Je pense à une maison qui a été vendue, une maison dont les hortensias illuminaient la façade et dont les propriétaires ne sont plus, mais qui y ont laissé leurs reflets dans les miroirs.
Je pense à mon jardin, à la profusion des saules, dont les hautes silhouettes veillent sur cette rivière qui parle de la luminosité du ciel, et où vivent poissons, colverts, poules d'eau, hérons, et même le martin-pêcheur dont le vol rapide ressemble à un éclair d'un bleu étincelant.
Je pense aux fruits des mirabelliers savoureux avant même d'être tout à fait mûrs, à l'aulne si frêle que j'ai vu grandir à même la rivière et devenu un arbre dans toute son ampleur, aux feuilles du charme, solaires, en automne, au chêne qui devrait vivre encore, dans un siècle, aux si belles fleurs de l'acacia près du kiosque, où j'ai installé mon écritoire.

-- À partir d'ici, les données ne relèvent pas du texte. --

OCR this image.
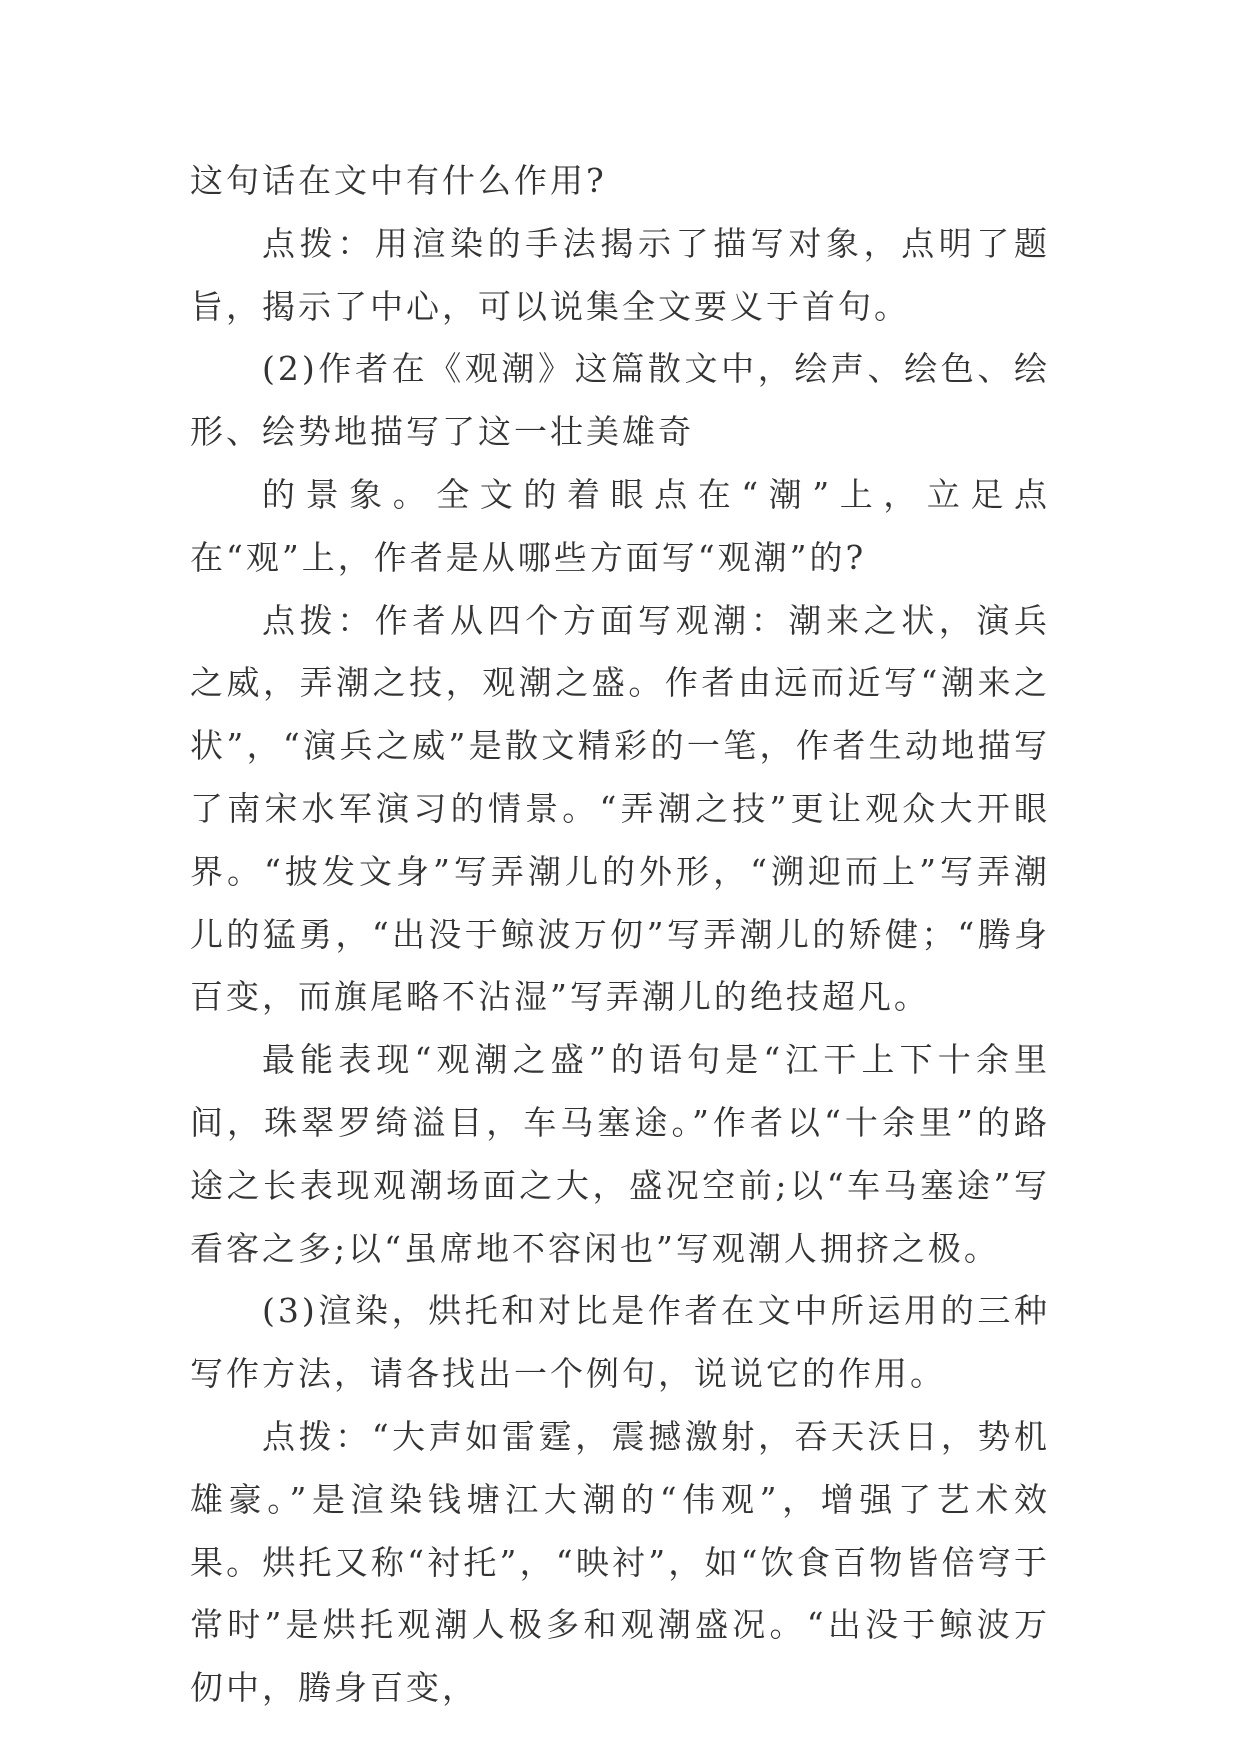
这句话在文中有什么作用?

点拨：用渲染的手法揭示了描写对象，点明了题旨，揭示了中心，可以说集全文要义于首句。

(2)作者在《观潮》这篇散文中，绘声、绘色、绘形、绘势地描写了这一壮美雄奇

的景象。全文的着眼点在“潮”上，立足点在“观”上，作者是从哪些方面写“观潮”的?

点拨：作者从四个方面写观潮：潮来之状，演兵之威，弄潮之技，观潮之盛。作者由远而近写“潮来之状”，“演兵之威”是散文精彩的一笔，作者生动地描写了南宋水军演习的情景。“弄潮之技”更让观众大开眼界。“披发文身”写弄潮儿的外形，“溯迎而上”写弄潮儿的猛勇，“出没于鲸波万仞”写弄潮儿的矫健；“腾身百变，而旗尾略不沾湿”写弄潮儿的绝技超凡。

最能表现“观潮之盛”的语句是“江干上下十余里间，珠翠罗绮溢目，车马塞途。”作者以“十余里”的路途之长表现观潮场面之大，盛况空前;以“车马塞途”写看客之多;以“虽席地不容闲也”写观潮人拥挤之极。

(3)渲染，烘托和对比是作者在文中所运用的三种写作方法，请各找出一个例句，说说它的作用。

点拨：“大声如雷霆，震撼激射，吞天沃日，势机雄豪。”是渲染钱塘江大潮的“伟观”，增强了艺术效果。烘托又称“衬托”，“映衬”，如“饮食百物皆倍穹于常时”是烘托观潮人极多和观潮盛况。“出没于鲸波万仞中，腾身百变，
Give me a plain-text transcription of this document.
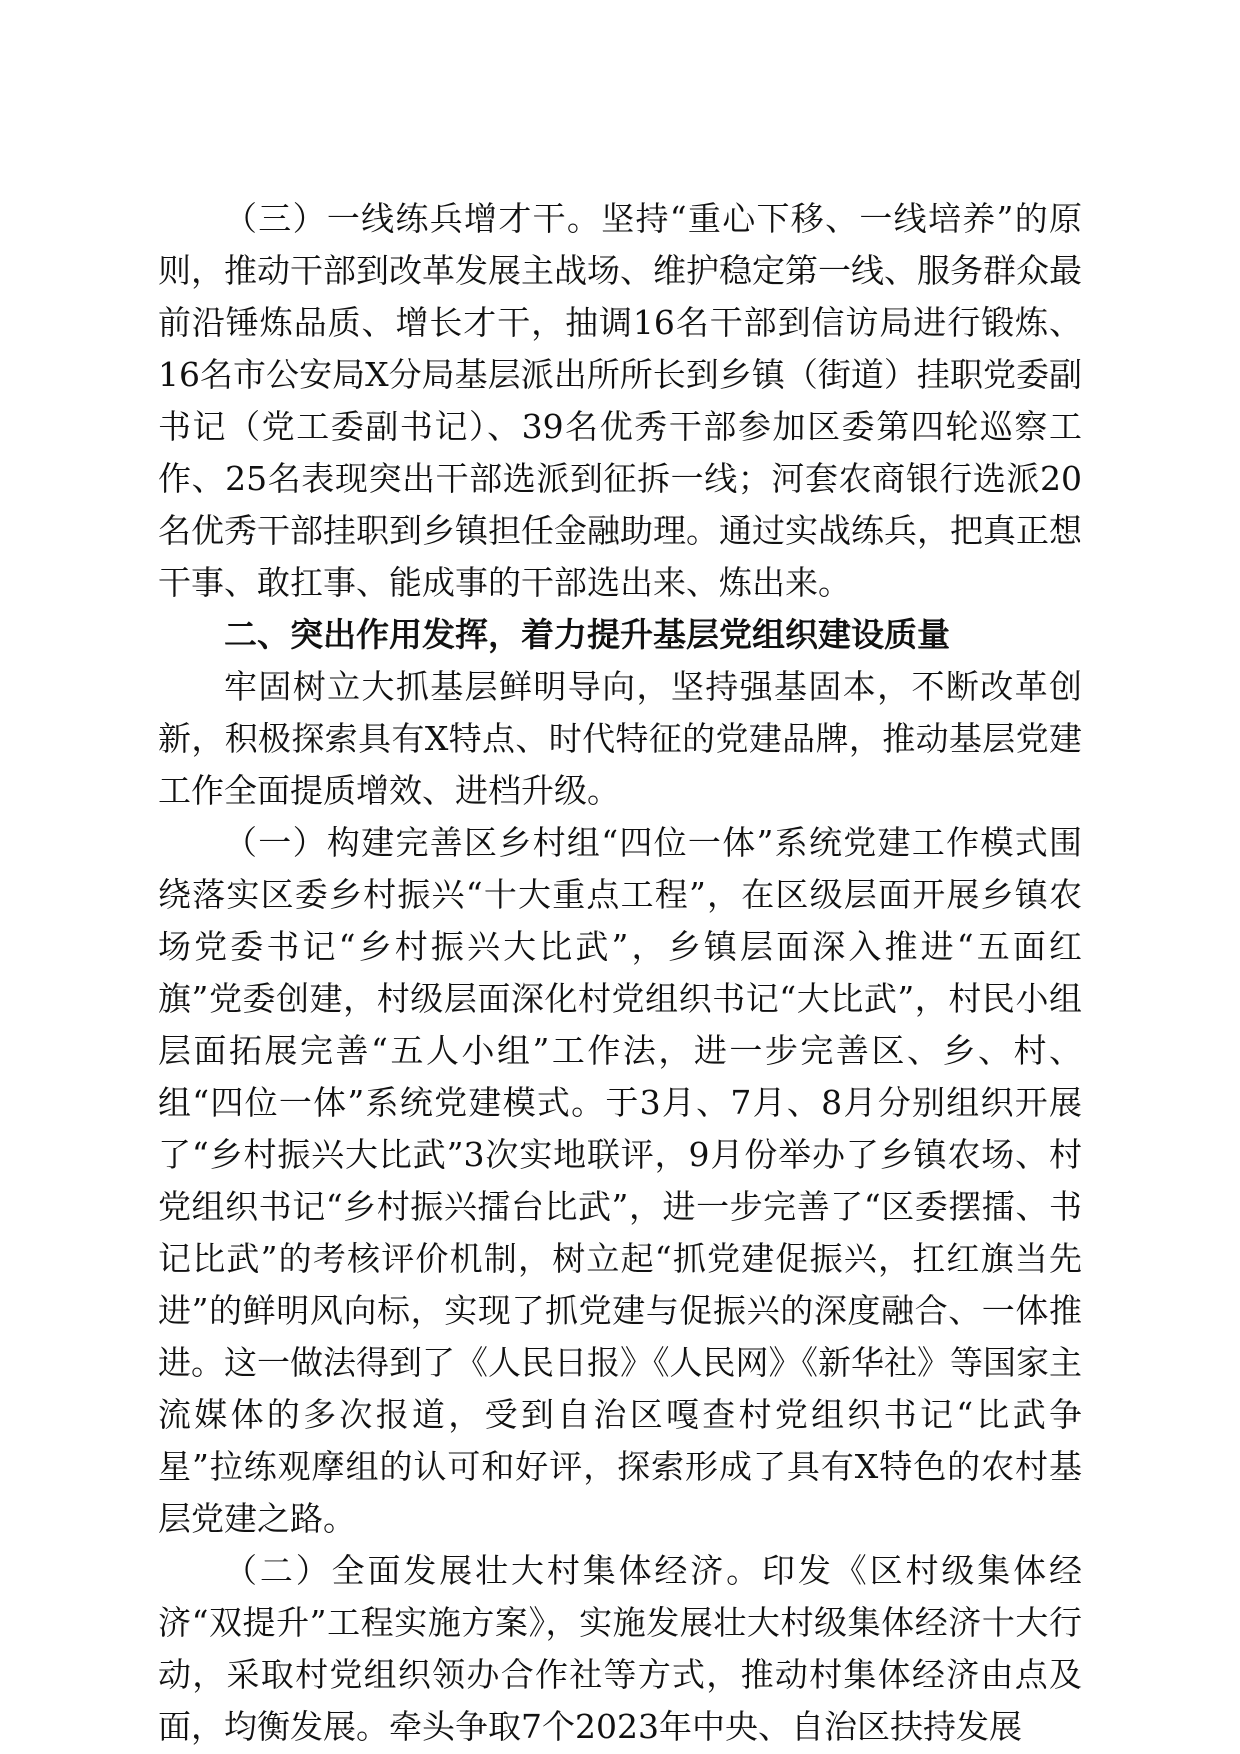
（三）一线练兵增才干。坚持“重心下移、一线培养”的原则，推动干部到改革发展主战场、维护稳定第一线、服务群众最前沿锤炼品质、增长才干，抽调16名干部到信访局进行锻炼、16名市公安局X分局基层派出所所长到乡镇（街道）挂职党委副书记（党工委副书记）、39名优秀干部参加区委第四轮巡察工作、25名表现突出干部选派到征拆一线；河套农商银行选派20名优秀干部挂职到乡镇担任金融助理。通过实战练兵，把真正想干事、敢扛事、能成事的干部选出来、炼出来。

二、突出作用发挥，着力提升基层党组织建设质量

牢固树立大抓基层鲜明导向，坚持强基固本，不断改革创新，积极探索具有X特点、时代特征的党建品牌，推动基层党建工作全面提质增效、进档升级。

（一）构建完善区乡村组“四位一体”系统党建工作模式围绕落实区委乡村振兴“十大重点工程”，在区级层面开展乡镇农场党委书记“乡村振兴大比武”，乡镇层面深入推进“五面红旗”党委创建，村级层面深化村党组织书记“大比武”，村民小组层面拓展完善“五人小组”工作法，进一步完善区、乡、村、组“四位一体”系统党建模式。于3月、7月、8月分别组织开展了“乡村振兴大比武”3次实地联评，9月份举办了乡镇农场、村党组织书记“乡村振兴擂台比武”，进一步完善了“区委摆擂、书记比武”的考核评价机制，树立起“抓党建促振兴，扛红旗当先进”的鲜明风向标，实现了抓党建与促振兴的深度融合、一体推进。这一做法得到了《人民日报》《人民网》《新华社》等国家主流媒体的多次报道，受到自治区嘎查村党组织书记“比武争星”拉练观摩组的认可和好评，探索形成了具有X特色的农村基层党建之路。

（二）全面发展壮大村集体经济。印发《区村级集体经济“双提升”工程实施方案》，实施发展壮大村级集体经济十大行动，采取村党组织领办合作社等方式，推动村集体经济由点及面，均衡发展。牵头争取7个2023年中央、自治区扶持发展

Je pense aux tiges rouges du cornouiller, aux merisiers apportés par les oiseaux et spontanément sortis de terre, au houx, près du vieux puits, où l'eau , certains jours, chante la chanson de la pluie, au vieux cerisier dont des branches se meurent, aux fruits du pommier à la saveur nonpareille, au figuier qui prend appui sur les hauts vitrages de la véranda, aux baies de Goji, au rosier de Provins dont les éclatantes fleurs pourpres se déploient sur fond de ciel.
Je pense à ce que deviendra mon jardin après moi, à mes traces qui s’effacent, aux mots auxquels je me confie, espérant un miracle. La destruction est à l’œuvre, en nous, à chaque instant, et nous n’avons pas d’autre magie que l’amour pour arracher au néant d’infimes instants de nos vies.